Recently I was asked by a seller what the right price for their debt was; they wanted to know how many pence in the pound they would get. This got me thinking about how much this concept has changed over time – not only the value but also the definition of ‘right’ price. I am not going to go into the reasons that different debts are worth different prices i.e quality of origination, current debtor situation mix, how hard it has been worked to date etc., I want to comment on the ‘evolution’ of debt sale.
Over the years I have seen three broad definitions for ‘right’ price. Almost eight years ago when I started out in this industry, the ‘right price’ equated for what is the most I can get for my debt? This era was typified by limited data being made available to purchasers and often the debts would be window dressed for sale. High turnover of purchaser panels was common place, with buyers often being ‘stung’ on price (it still is in some of the developing markets). In this era, sellers got to a position where it was difficult to sell debt for two reasons:
  1. Purchasers no longer trusted the seller or the quality of the debt.
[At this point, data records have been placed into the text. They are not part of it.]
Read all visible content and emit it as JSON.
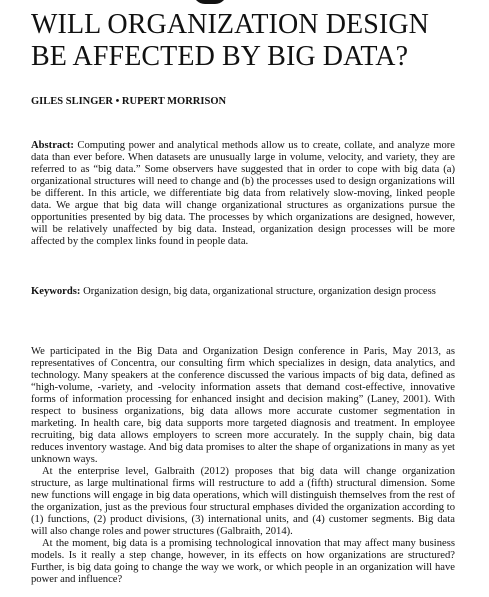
{
  "title": "WILL ORGANIZATION DESIGN BE AFFECTED BY BIG DATA?",
  "authors": "GILES SLINGER • RUPERT MORRISON",
  "abstract": {
    "label": "Abstract:",
    "text": " Computing power and analytical methods allow us to create, collate, and analyze more data than ever before. When datasets are unusually large in volume, velocity, and variety, they are referred to as “big data.” Some observers have suggested that in order to cope with big data (a) organizational structures will need to change and (b) the processes used to design organizations will be different. In this article, we differentiate big data from relatively slow-moving, linked people data. We argue that big data will change organizational structures as organizations pursue the opportunities presented by big data. The processes by which organizations are designed, however, will be relatively unaffected by big data. Instead, organization design processes will be more affected by the complex links found in people data."
  },
  "keywords": {
    "label": "Keywords:",
    "text": " Organization design, big data, organizational structure, organization design process"
  },
  "body": {
    "p1": "We participated in the Big Data and Organization Design conference in Paris, May 2013, as representatives of Concentra, our consulting firm which specializes in design, data analytics, and technology. Many speakers at the conference discussed the various impacts of big data, defined as “high-volume, -variety, and -velocity information assets that demand cost-effective, innovative forms of information processing for enhanced insight and decision making” (Laney, 2001). With respect to business organizations, big data allows more accurate customer segmentation in marketing. In health care, big data supports more targeted diagnosis and treatment. In employee recruiting, big data allows employers to screen more accurately. In the supply chain, big data reduces inventory wastage. And big data promises to alter the shape of organizations in many as yet unknown ways.",
    "p2": "At the enterprise level, Galbraith (2012) proposes that big data will change organization structure, as large multinational firms will restructure to add a (fifth) structural dimension. Some new functions will engage in big data operations, which will distinguish themselves from the rest of the organization, just as the previous four structural emphases divided the organization according to (1) functions, (2) product divisions, (3) international units, and (4) customer segments. Big data will also change roles and power structures (Galbraith, 2014).",
    "p3": "At the moment, big data is a promising technological innovation that may affect many business models. Is it really a step change, however, in its effects on how organizations are structured? Further, is big data going to change the way we work, or which people in an organization will have power and influence?"
  }
}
  2. Those purchasers that did come back offered more realistic prices, but creditor expectations were still at the old, unrealistic, prices. 
During the middle ages, ‘right price’ was the price that can be achieved for my debt on a repeatable basis. This era was typified by more data being made available to buyers so they could build confidence in their pricing. As a result, large relatively stable panels were common place with buyers coming back for more debt at similar prices. In this period purchasers evolved the most – using more and more data to enable them to price accurately, reducing their desired rate of returns as the move towards transparency reduced their risk and they invested heavily in operational capability to improve returns.
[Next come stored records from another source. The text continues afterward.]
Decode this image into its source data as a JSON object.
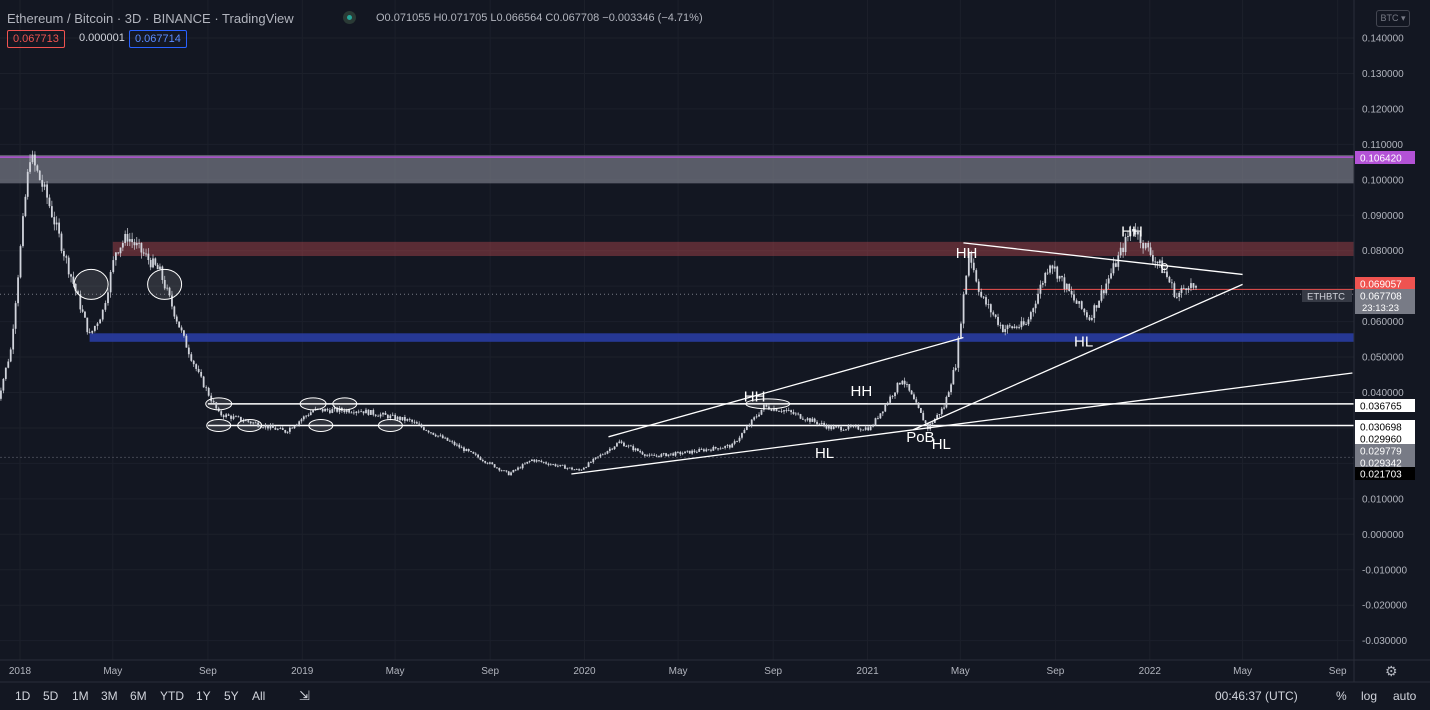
{
  "header": {
    "title": "Ethereum / Bitcoin · 3D · BINANCE · TradingView",
    "ohlc": "O0.071055 H0.071705 L0.066564 C0.067708 −0.003346 (−4.71%)",
    "bid": "0.067713",
    "spread": "0.000001",
    "ask": "0.067714",
    "currency_button": "BTC"
  },
  "colors": {
    "background": "#131722",
    "candles": "#d1d4dc",
    "supply_zone": "#b2474d",
    "demand_zone": "#2a3ea8",
    "top_zone": "#787b86",
    "purple_line": "#b352d6",
    "red_line": "#ef5350"
  },
  "chart_data": {
    "type": "line",
    "symbol": "ETHBTC",
    "ylim": [
      -0.035,
      0.145
    ],
    "y_ticks": [
      "0.140000",
      "0.130000",
      "0.120000",
      "0.110000",
      "0.100000",
      "0.090000",
      "0.080000",
      "0.070000",
      "0.060000",
      "0.050000",
      "0.040000",
      "0.030000",
      "0.020000",
      "0.010000",
      "0.000000",
      "-0.010000",
      "-0.020000",
      "-0.030000"
    ],
    "x_ticks": [
      "2018",
      "May",
      "Sep",
      "2019",
      "May",
      "Sep",
      "2020",
      "May",
      "Sep",
      "2021",
      "May",
      "Sep",
      "2022",
      "May",
      "Sep"
    ],
    "x_tick_dates": [
      "2018-01",
      "2018-05",
      "2018-09",
      "2019-01",
      "2019-05",
      "2019-09",
      "2020-01",
      "2020-05",
      "2020-09",
      "2021-01",
      "2021-05",
      "2021-09",
      "2022-01",
      "2022-05",
      "2022-09"
    ],
    "price_points": [
      {
        "x": "2017-12-01",
        "y": 0.036
      },
      {
        "x": "2017-12-20",
        "y": 0.052
      },
      {
        "x": "2018-01-08",
        "y": 0.095
      },
      {
        "x": "2018-01-14",
        "y": 0.107
      },
      {
        "x": "2018-02-05",
        "y": 0.095
      },
      {
        "x": "2018-03-05",
        "y": 0.075
      },
      {
        "x": "2018-04-01",
        "y": 0.056
      },
      {
        "x": "2018-04-18",
        "y": 0.063
      },
      {
        "x": "2018-05-05",
        "y": 0.08
      },
      {
        "x": "2018-05-20",
        "y": 0.084
      },
      {
        "x": "2018-06-10",
        "y": 0.079
      },
      {
        "x": "2018-07-01",
        "y": 0.074
      },
      {
        "x": "2018-08-01",
        "y": 0.055
      },
      {
        "x": "2018-08-20",
        "y": 0.045
      },
      {
        "x": "2018-09-15",
        "y": 0.034
      },
      {
        "x": "2018-10-20",
        "y": 0.032
      },
      {
        "x": "2018-12-10",
        "y": 0.029
      },
      {
        "x": "2019-01-15",
        "y": 0.035
      },
      {
        "x": "2019-03-15",
        "y": 0.035
      },
      {
        "x": "2019-05-20",
        "y": 0.032
      },
      {
        "x": "2019-07-20",
        "y": 0.025
      },
      {
        "x": "2019-09-25",
        "y": 0.017
      },
      {
        "x": "2019-10-25",
        "y": 0.021
      },
      {
        "x": "2019-12-25",
        "y": 0.018
      },
      {
        "x": "2020-02-15",
        "y": 0.026
      },
      {
        "x": "2020-03-25",
        "y": 0.022
      },
      {
        "x": "2020-05-10",
        "y": 0.023
      },
      {
        "x": "2020-07-10",
        "y": 0.025
      },
      {
        "x": "2020-08-20",
        "y": 0.036
      },
      {
        "x": "2020-09-15",
        "y": 0.035
      },
      {
        "x": "2020-11-15",
        "y": 0.03
      },
      {
        "x": "2021-01-05",
        "y": 0.03
      },
      {
        "x": "2021-02-15",
        "y": 0.044
      },
      {
        "x": "2021-03-20",
        "y": 0.03
      },
      {
        "x": "2021-04-10",
        "y": 0.036
      },
      {
        "x": "2021-04-25",
        "y": 0.048
      },
      {
        "x": "2021-05-12",
        "y": 0.08
      },
      {
        "x": "2021-05-28",
        "y": 0.067
      },
      {
        "x": "2021-06-25",
        "y": 0.058
      },
      {
        "x": "2021-07-25",
        "y": 0.059
      },
      {
        "x": "2021-08-25",
        "y": 0.077
      },
      {
        "x": "2021-09-25",
        "y": 0.066
      },
      {
        "x": "2021-10-15",
        "y": 0.061
      },
      {
        "x": "2021-11-15",
        "y": 0.075
      },
      {
        "x": "2021-12-10",
        "y": 0.087
      },
      {
        "x": "2021-12-30",
        "y": 0.08
      },
      {
        "x": "2022-01-20",
        "y": 0.074
      },
      {
        "x": "2022-02-05",
        "y": 0.067
      },
      {
        "x": "2022-02-20",
        "y": 0.071
      },
      {
        "x": "2022-03-05",
        "y": 0.0677
      }
    ],
    "price_labels": [
      {
        "value": "0.106420",
        "color": "#b352d6"
      },
      {
        "value": "0.069057",
        "color": "#ef5350"
      },
      {
        "value": "0.067708",
        "color": "#787b86"
      },
      {
        "value": "0.036765",
        "color": "#ffffff"
      },
      {
        "value": "0.030698",
        "color": "#ffffff"
      },
      {
        "value": "0.029960",
        "color": "#ffffff"
      },
      {
        "value": "0.029779",
        "color": "#787b86"
      },
      {
        "value": "0.029342",
        "color": "#787b86"
      },
      {
        "value": "0.021703",
        "color": "#000000"
      }
    ],
    "countdown": "23:13:23",
    "annotations": [
      {
        "text": "HH",
        "x": "2020-07-25",
        "y": 0.0375
      },
      {
        "text": "HH",
        "x": "2020-12-10",
        "y": 0.039
      },
      {
        "text": "HL",
        "x": "2020-10-25",
        "y": 0.0215
      },
      {
        "text": "PoB",
        "x": "2021-02-20",
        "y": 0.026
      },
      {
        "text": "HL",
        "x": "2021-03-25",
        "y": 0.024
      },
      {
        "text": "HH",
        "x": "2021-04-25",
        "y": 0.078
      },
      {
        "text": "HH",
        "x": "2021-11-25",
        "y": 0.084
      },
      {
        "text": "HL",
        "x": "2021-09-25",
        "y": 0.053
      }
    ]
  },
  "bottom_bar": {
    "timeframes": [
      "1D",
      "5D",
      "1M",
      "3M",
      "6M",
      "YTD",
      "1Y",
      "5Y",
      "All"
    ],
    "clock": "00:46:37 (UTC)",
    "percent": "%",
    "log": "log",
    "auto": "auto"
  }
}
Right now, ‘right price’ is the price that will ensure that my customers will be treated fairly. No longer is it purely about price maximisation. As a seller who now retains responsibility for accounts sold, if you seek too high a price it could drive a whole host of activities that wouldn’t fit your wider customer-centric philosophy.
In summary, the industry has moved from limited data exchange, to pre-sale openness, to transparency across the whole life of the customer. Creditors now want to not only know how their customers will be treated, but want evidence to prove they are being treated fairly.
I am not sure that everyone’s expectation of the right price has caught up with the times. But this is where we are most definitely headed.